Penceremin perdesini açtım; her taraf karanlık. Öyle böyle değil, bildiğiniz zifiri karanlık. Bu çocukların bu saatte uyuması gerekmiyor mu? Saate bakıyorum çoktan 7.00 olmuş.
Bu çocuklar bu karanlıkta nereye gidiyorlar? Ben söyleyeyim; okula.
İyi ki okul eve yakın, yürüme mesafesinde. Servisle gidecek olsalar. Çok daha erken bir saatte kalkıp, hazırlanmak zorunda kalacaklar. Neredeyse gece yarısı olacak o zaman da.
Artık çocuklara eziyet mi dersiniz, çektikleri çile mi dersiniz bilmem ama bana göre tam bir insafsızlık. Üstelik bu durum, 6 yıldır devam ediyor.
2016 yılı eylül ayında başlanmıştı 'kalıcı yaz saati uygulaması', Bakanlar Kurulu'nun kararıyla…
Elektrik Mühendisleri Odası Yönetim Kurulu Üyesi Mehmet Özdağ, yıllardır anlatıyor ama dinleyen yok. Özdağ, saat diliminin belirlenmesinde Türkiye’nin doğusu ve batısı arasındaki saat farkının önemine işaret ederken, “Her ülke kendi gerçeğine göre hareket etmek durumunda" diyor.
Nedir o gerçekler?
Örneğin Türkiye’nin doğusu ile batısı arasındaki mesafe 1600 kilometre civarında. Bunun dakika karşılığı tam 76 dakika.
Hal böyle olunca Türkiye’nin sabitlediği saat dilimi GMT+3 olarak ana boylamdan üç saat ileride. Iğdır’ın doğusundan geçen İran sınırları içerisinde olan bir saat diliminden bahsediyoruz.
Bu durumda Iğdır’daki vatandaşlarımız için bir sorun yok diyebiliriz. Fakat İstanbul gibi bir metropol söz konusu olduğu zaman bunun akılla mantıkla çok izah edilebilir bir tarafı yok.
Doğusu ile batısı arasında zaman farkı olmayan ülkeler için bunu sabitliyor olmak makul bir durum. Türkiye için değil.
Peki, bu uygulamanın amacı ne? Elektrikten tasarruf etmek.
Oysaki Mehmet Özdağ, EMO'nun yaptığı hesaplamalara göre elektrik tüketim artış oranının, yıllık artışın çok üzerinde olduğuna işaret ediyor.
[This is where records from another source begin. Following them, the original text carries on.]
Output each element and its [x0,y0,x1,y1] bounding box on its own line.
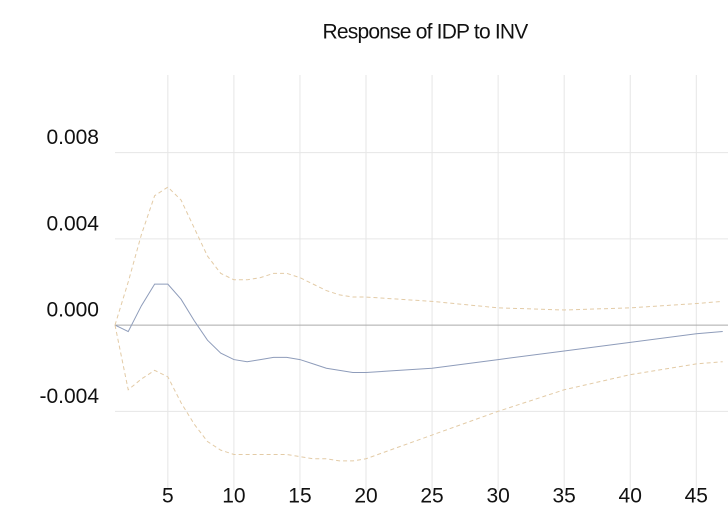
x-tick-label: 30 [486,485,509,508]
x-tick-label: 35 [553,485,576,508]
series-line [114,283,723,374]
x-tick-label: 25 [420,485,443,508]
x-tick-label: 20 [354,485,377,508]
series-line [114,324,723,462]
x-tick-label: 10 [222,485,245,508]
x-tick-label: 45 [685,485,708,508]
series-line [114,186,723,326]
y-tick-label: -0.004 [39,385,99,408]
y-tick-label: 0.000 [46,299,99,322]
x-tick-label: 15 [288,485,311,508]
chart-title: Response of IDP to INV [323,21,529,44]
y-tick-label: 0.008 [46,126,99,149]
y-tick-label: 0.004 [46,212,99,235]
x-tick-label: 40 [619,485,642,508]
x-tick-label: 5 [162,485,174,508]
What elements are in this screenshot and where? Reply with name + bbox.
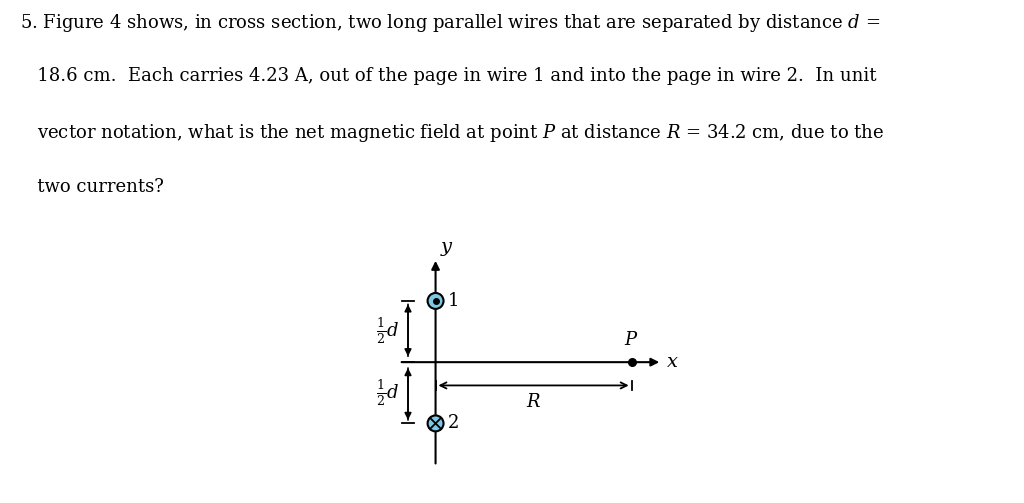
Text: $y$: $y$ (440, 240, 454, 258)
Text: $\frac{1}{2}$$d$: $\frac{1}{2}$$d$ (377, 317, 399, 347)
Text: $\frac{1}{2}$$d$: $\frac{1}{2}$$d$ (377, 378, 399, 407)
Text: 18.6 cm.  Each carries 4.23 A, out of the page in wire 1 and into the page in wi: 18.6 cm. Each carries 4.23 A, out of the… (20, 67, 877, 85)
Circle shape (428, 415, 443, 432)
Text: $R$: $R$ (526, 393, 541, 411)
Text: two currents?: two currents? (20, 178, 165, 196)
Circle shape (428, 293, 443, 309)
Text: $P$: $P$ (625, 330, 639, 349)
Text: 1: 1 (447, 292, 460, 310)
Text: 2: 2 (447, 414, 459, 433)
Text: vector notation, what is the net magnetic field at point $P$ at distance $R$ = 3: vector notation, what is the net magneti… (20, 122, 885, 144)
Text: 5. Figure 4 shows, in cross section, two long parallel wires that are separated : 5. Figure 4 shows, in cross section, two… (20, 12, 881, 34)
Text: $x$: $x$ (667, 353, 679, 371)
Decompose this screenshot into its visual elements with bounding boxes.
TÜİK’in sanayi verileri üzerinden hazırladığı raporda da durum böyle: Olağanüstü bir üretim artışı var.
Çocuklarımızı sabahın zifiri karanlığında sıcak yataklarından kaldıran uygulama asıl kimin işine yarıyor biliyor musunuz
Özel sektörün. Yani elektrik dağıtım şirketlerinin.
Türkiye’de enerji sektörünün yüzde 80’den fazlasını özel sektör üretiyor, elektrik dağıtımının da yüzde 100’ü de özel sektörün elinde.
Enerji ve Tabi Kaynaklar Bakanı geçen hafta dedi ki; "Yaz saati uygulaması kapsamında 2016 yılından bu yana 6 milyar TL tasarruf ettik."
Yani bakanın açıklamasına göre yılda 1.1 milyar kilovatsaat tasarruf edilmiş.
Peki, üretim ne kadar?
EMO'nun verilerine göre ise sadece 2020 yılında, 305 milyar kilovatsaat elektrik enerjisi üretmişiz.
1.1 milyar kilowat saat tasarrufa karşılık, üretilen elektrik 305 milyar kilowatsaat.
Devede kulak bile değil.
Özel sektöre gümrük ve çevre muafiyeti tanındığı, piyasanın çok üzerinde satın alma garantisinin yanı sıra daha bir sürü desteğin özel şirketlere aktarıldığı yerde, çocukların uykusundan çalarak yapılan 1 milyar kilowatsaat tasarruf kimin işine yarıyor o zaman?
İnsafa gelin!
Özel sektör para kazanacak diye, çocuklarımıza da uykuyu haram etmeyin!